Sources: 1 · 2 · 3 · 4 · 5

Methodology

We read Trump kiss by May 31? from four platform perspectives: Polymarket (on-chain CLOB), Kalshi (CFTC-regulated exchange), Betfair Exchange (sports book exchange), Smarkets (peer-to-peer betting exchange). Polymarket's live quote comes directly from the Polygon order book; the other three are listed with their platform attributes — fees, KYC, settlement currency, payment options — because a 1:1 contract comparison without API access would be guesswork.

Resolution & payout

Polymarket settles via UMA Optimistic Oracle on Polygon. A proposer posts the outcome with a bond, the two-hour window runs, then the smart contract pays USDC.

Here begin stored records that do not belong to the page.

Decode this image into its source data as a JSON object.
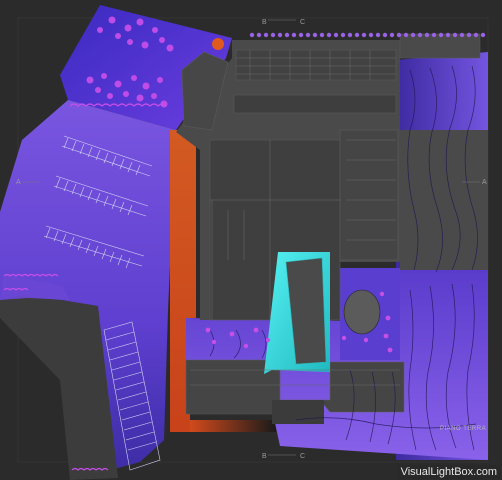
{
  "labels": {
    "section_a_left": "A",
    "section_a_right": "A",
    "section_b_top": "B",
    "section_c_top": "C",
    "section_b_bottom": "B",
    "section_c_bottom": "C"
  },
  "plan_title": "PIANO TERRA",
  "watermark": "VisualLightBox.com",
  "colors": {
    "background": "#2b2b2b",
    "violet": "#6e4bd6",
    "deep_blue": "#3a2aa8",
    "orange": "#d8521e",
    "cyan": "#3fe6e6",
    "magenta_dots": "#c64be8",
    "building_dark": "#474747"
  }
}
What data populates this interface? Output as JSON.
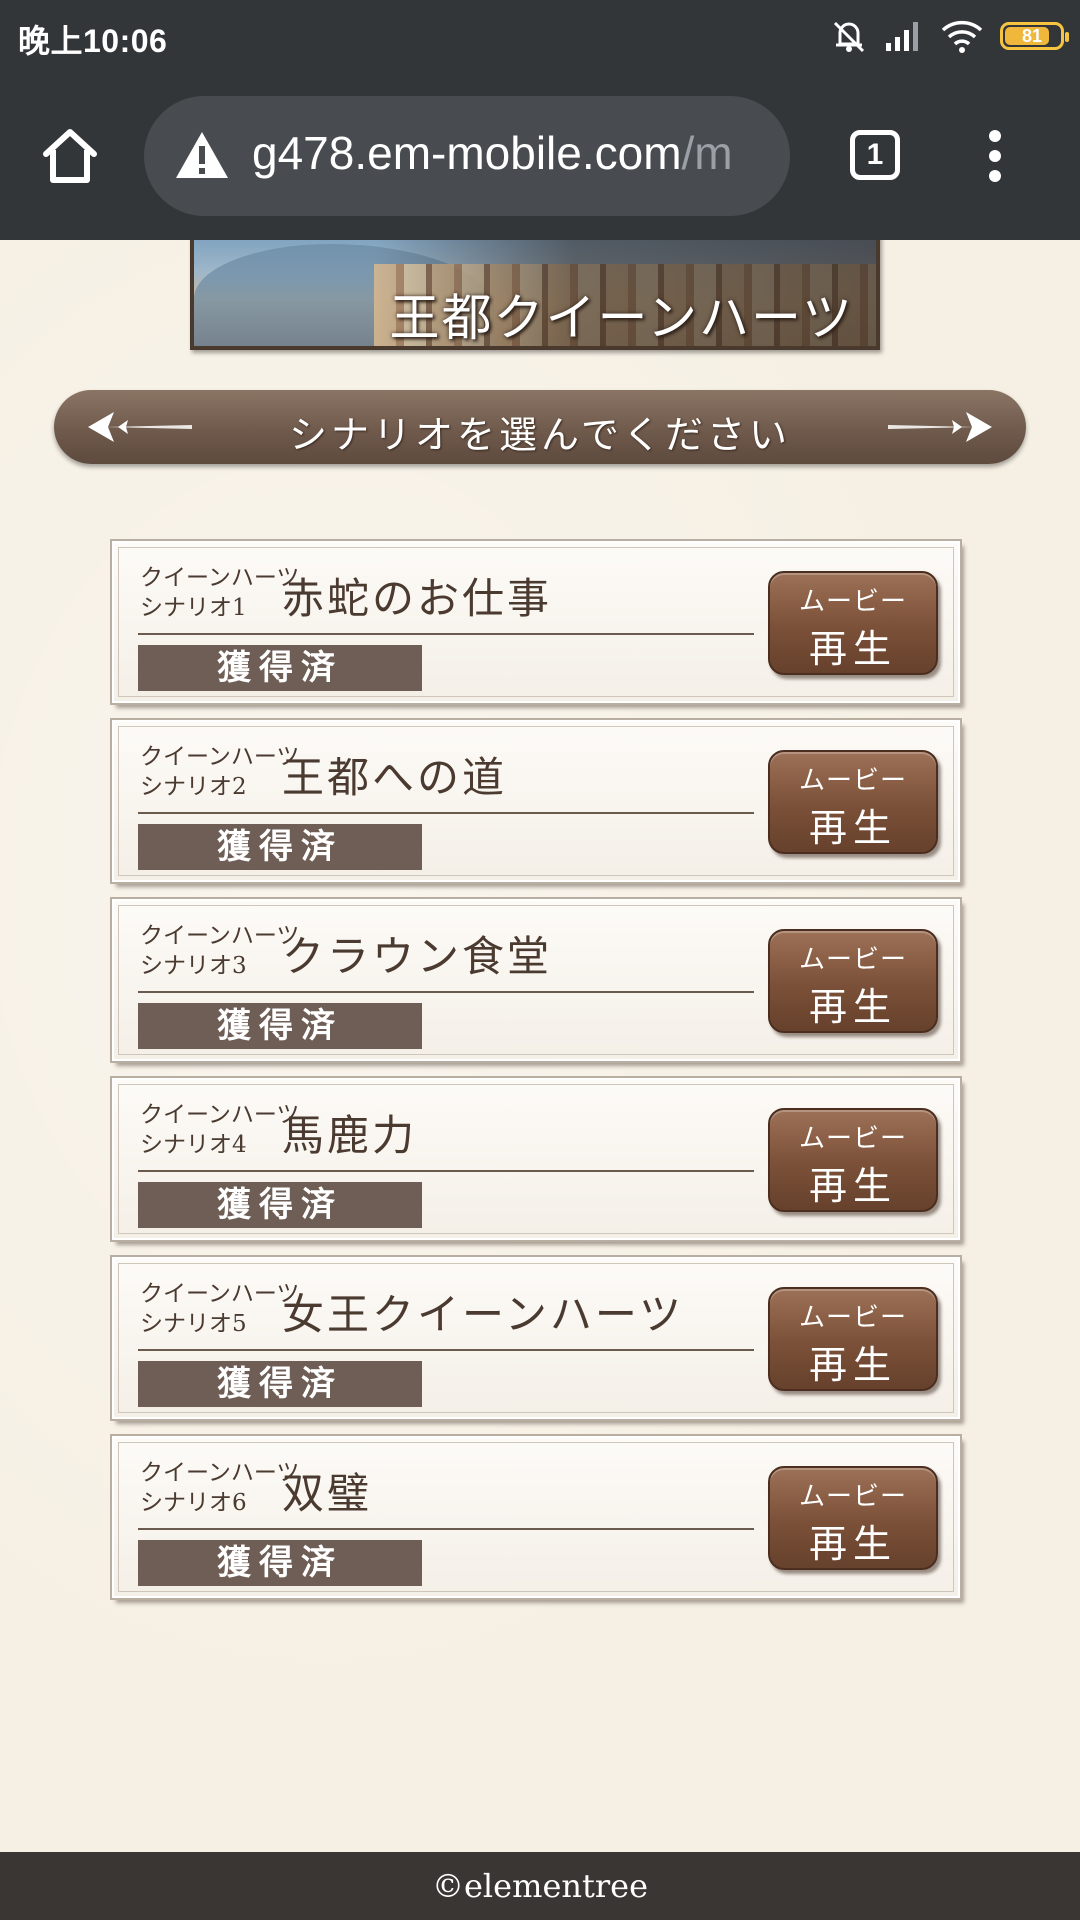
{
  "status_bar": {
    "time": "晚上10:06",
    "battery": "81"
  },
  "browser": {
    "url_main": "g478.em-mobile.com",
    "url_faded": "/m",
    "tab_count": "1"
  },
  "banner": {
    "title": "王都クイーンハーツ"
  },
  "header": {
    "title": "シナリオを選んでください"
  },
  "scenarios": [
    {
      "series_line1": "クイーンハーツ",
      "series_line2": "シナリオ1",
      "title": "赤蛇のお仕事",
      "status": "獲得済",
      "movie_line1": "ムービー",
      "movie_line2": "再生"
    },
    {
      "series_line1": "クイーンハーツ",
      "series_line2": "シナリオ2",
      "title": "王都への道",
      "status": "獲得済",
      "movie_line1": "ムービー",
      "movie_line2": "再生"
    },
    {
      "series_line1": "クイーンハーツ",
      "series_line2": "シナリオ3",
      "title": "クラウン食堂",
      "status": "獲得済",
      "movie_line1": "ムービー",
      "movie_line2": "再生"
    },
    {
      "series_line1": "クイーンハーツ",
      "series_line2": "シナリオ4",
      "title": "馬鹿力",
      "status": "獲得済",
      "movie_line1": "ムービー",
      "movie_line2": "再生"
    },
    {
      "series_line1": "クイーンハーツ",
      "series_line2": "シナリオ5",
      "title": "女王クイーンハーツ",
      "status": "獲得済",
      "movie_line1": "ムービー",
      "movie_line2": "再生"
    },
    {
      "series_line1": "クイーンハーツ",
      "series_line2": "シナリオ6",
      "title": "双璧",
      "status": "獲得済",
      "movie_line1": "ムービー",
      "movie_line2": "再生"
    }
  ],
  "footer": {
    "text": "©elementree"
  }
}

Kalshi settles USD through the CFTC-regulated clearinghouse — the cleanest variant, with heavier KYC. Betfair Exchange settles in account currency (GBP/EUR), net of 2-5% commission. Smarkets follows the same model as Betfair with a lower default 2% commission.

FAQ

Where can I trade this market with the lowest fees?
On PolyGram, which mirrors the Polymarket order book at 0% fees. Kalshi charges up to 7% per trade; Betfair Exchange takes 2-5% commission on net winnings.
Is this market available outside the US?
PolyGram is available in most jurisdictions where Polymarket isn't directly accessible. Polymarket itself is geo-blocked in the US/UK/EU. Always check local regulations.
What's the difference between YES and NO shares?
A YES share pays $1.00 if the event happens, $0 otherwise. A NO share pays $1.00 if the event doesn't happen. The market price between 0¢ and 100¢ is the implied probability.
Do I need to KYC for this market?
Not under $1,500 of lifetime trading volume. Above that threshold, PolyGram triggers a quick verification flow that finishes in minutes.
How reliable are the quoted odds?
The YES/NO percentages are the live mid-prices of the Polymarket order book. On deep markets they move every few seconds; on thinner ones you'll see short plateaus.